27 febrero

El índice mundial de percepciones sobre corrupción en el sector público durante el 2017, dado a conocer la pasada semana por la organización no gubernamental Transparencia Internacional, ha reafirmado tanto el rango positivo que ocupa Costa Rica en esa escala, como la magnitud global del flagelo. En dos tercios de los 180 países y territorios sometidos a análisis, su grado es alto o muy alto. En la mayoría, los avances han sido nulos o muestran resultados excesivamente modestos. En este último grupo estamos nosotros, lo cual debe ser una señal de alerta y un acicate para seguir esforzándonos por ser un Estado con procesos de decisiones y adquisiciones cada vez más transparentes, eficientes y probos y por contar con instrumentos más robustos para luchar contra la impunidad.

La corrupción distorsiona el uso de los recursos públicos

El índice clasifica a los países y territorios según las percepciones de expertos y empresarios sobre el nivel de corrupción en el sector público, recogidas mediante distintos procedimientos. Emplea una escala de cero a 100, en la cual cero equivale a muy corrupto y 100 a muy transparente. A partir de este puntaje, establece una clasificación internacional. En la última edición, Costa Rica obtuvo una puntuación de 59, un punto por encima del 2016, y subió del lugar 41 al 38 entre los menos corruptos; es decir, estamos mejor que 142 participantes. Más aún, si analizamos los datos para varios años, se nota una ligera, pero sostenida, tendencia a la superación.

Todo lo anterior debe complacernos. La corrupción distorsiona el uso de los recursos públicos, debilita la institucionalidad, sesga las reglas del juego a favor de quienes la emplean, vulnera el nivel de vida, reduce la competitividad y desestimula las inversiones, sobre todo de empresas responsables, las que más necesitamos. Sin embargo, 59 puntos y el puesto 38 entre 180 no son suficientes. Por ejemplo, dos países latinoamericanos muestran resultados sustancialmente mejores: Uruguay, con 70 puntos y la posición 23, y Chile, con 67 puntos y el lugar 26. También nos superan Barbados y Bahamas, en el Caribe. Si ellos han logrado posiciones tan significativas, debemos aspirar, al menos, a emularlos.
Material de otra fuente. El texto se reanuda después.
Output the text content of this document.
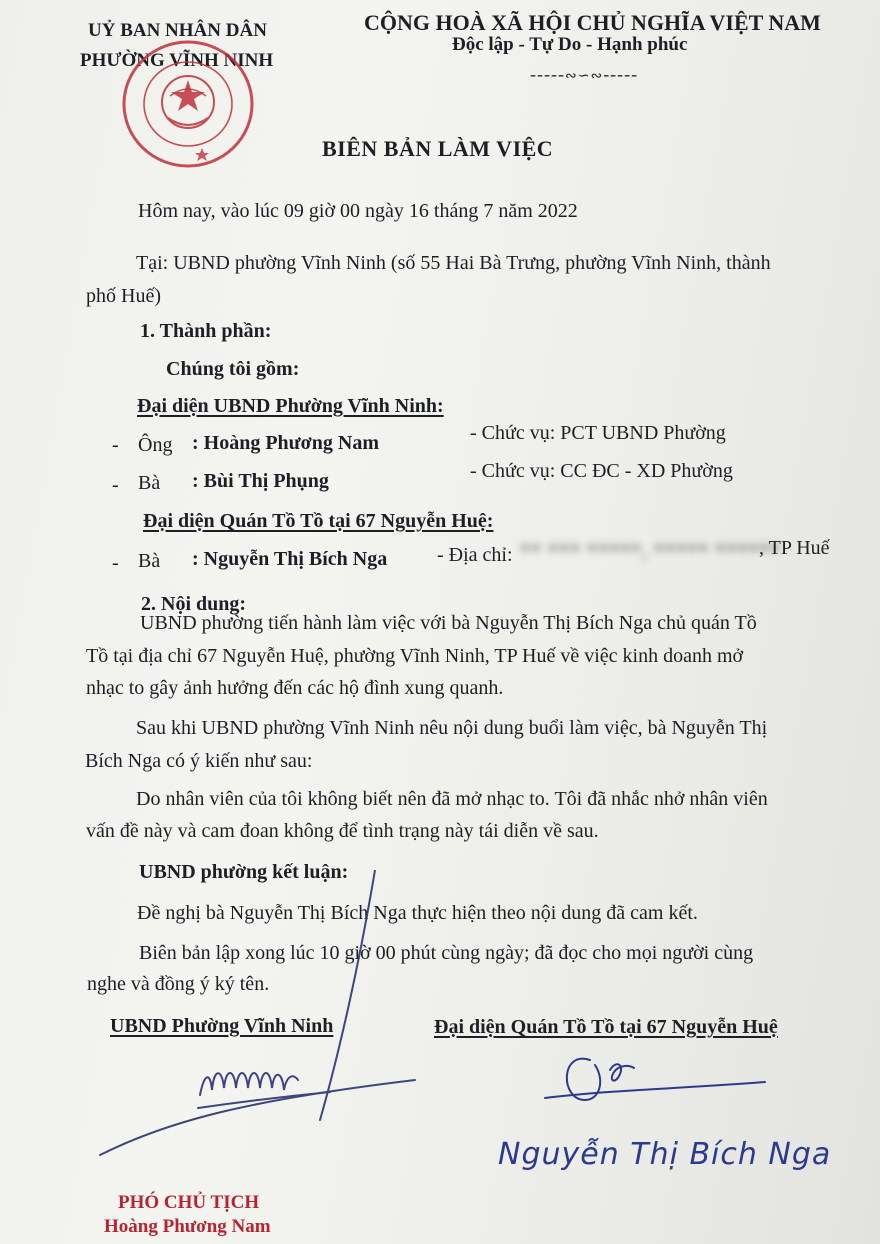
UỶ BAN NHÂN DÂN
PHƯỜNG VĨNH NINH
CỘNG HOÀ XÃ HỘI CHỦ NGHĨA VIỆT NAM
Độc lập - Tự Do - Hạnh phúc
-----∾∽∾-----
BIÊN BẢN LÀM VIỆC
Hôm nay, vào lúc 09 giờ 00 ngày 16 tháng 7 năm 2022
Tại: UBND phường Vĩnh Ninh (số 55 Hai Bà Trưng, phường Vĩnh Ninh, thành
phố Huế)
1. Thành phần:
Chúng tôi gồm:
Đại diện UBND Phường Vĩnh Ninh:
- Ông : Hoàng Phương Nam	- Chức vụ: PCT UBND Phường
- Bà : Bùi Thị Phụng	- Chức vụ: CC ĐC - XD Phường
Đại diện Quán Tồ Tồ tại 67 Nguyễn Huệ:
- Bà : Nguyễn Thị Bích Nga - Địa chỉ: ** *** *****, ***** ******
, TP Huế
2. Nội dung:
UBND phường tiến hành làm việc với bà Nguyễn Thị Bích Nga chủ quán Tồ
Tồ tại địa chỉ 67 Nguyễn Huệ, phường Vĩnh Ninh, TP Huế về việc kinh doanh mở
nhạc to gây ảnh hưởng đến các hộ đình xung quanh.
Sau khi UBND phường Vĩnh Ninh nêu nội dung buổi làm việc, bà Nguyễn Thị
Bích Nga có ý kiến như sau:
Do nhân viên của tôi không biết nên đã mở nhạc to. Tôi đã nhắc nhở nhân viên
vấn đề này và cam đoan không để tình trạng này tái diễn về sau.
UBND phường kết luận:
Đề nghị bà Nguyễn Thị Bích Nga thực hiện theo nội dung đã cam kết.
Biên bản lập xong lúc 10 giờ 00 phút cùng ngày; đã đọc cho mọi người cùng
nghe và đồng ý ký tên.
UBND Phường Vĩnh Ninh	Đại diện Quán Tồ Tồ tại 67 Nguyễn Huệ
Nguyễn Thị Bích Nga
PHÓ CHỦ TỊCH
Hoàng Phương Nam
En su publicación, Transparencia Internacional plantea una conclusión muy reveladora: “Los países donde son más frágiles las garantías para la prensa y las organizaciones no gubernamentales (ONG) en general presentan también los peores índices de corrupción”. Es decir, existen importantes grados de correlación entre la honestidad, la transparencia y la lucha contra la impunidad, por un lado, y el respeto a los derechos civiles y políticos, por el otro. Por esto no sorprende que Nueva Zelanda y Dinamarca hayan ocupado las primeras posiciones, con puntuaciones de 89 y 88, respectivamente, y que Siria, Sudán del Sur y Somalia estén en los puestos más bajos, con puntuaciones de 14, 12 y 9. En nuestro hemisferio, Venezuela se lleva el dudoso “premio” de ser el más corrupto, con apenas 18 puntos y el puesto 169, seguida, en la escala descendente, por Haití y Nicaragua.

Transparencia Internacional plantea una serie de recomendaciones como antídotos contra la corrupción. Recomienda que los gobiernos y empresas hagan más para estimular la libertad de expresión, los medios de prensa independientes, el disenso político y la acción de la sociedad civil; que se minimicen las regulaciones sobre los medios; que se promueva el libre acceso a la información de interés público, incluyendo su divulgación proactiva por parte de negocios y empresas en formatos digitales abiertos, y que la protección de las libertades públicas esté alineada con los tratados y mejores prácticas internacionales.

Es algo que tomar muy en cuenta siempre, pero, particularmente, en esta época electoral. Porque si bien es cierto nuestro país muestra desempeños sólidos en todas estas materias, si no los consolidamos, protegemos y mejoramos, perderemos todos.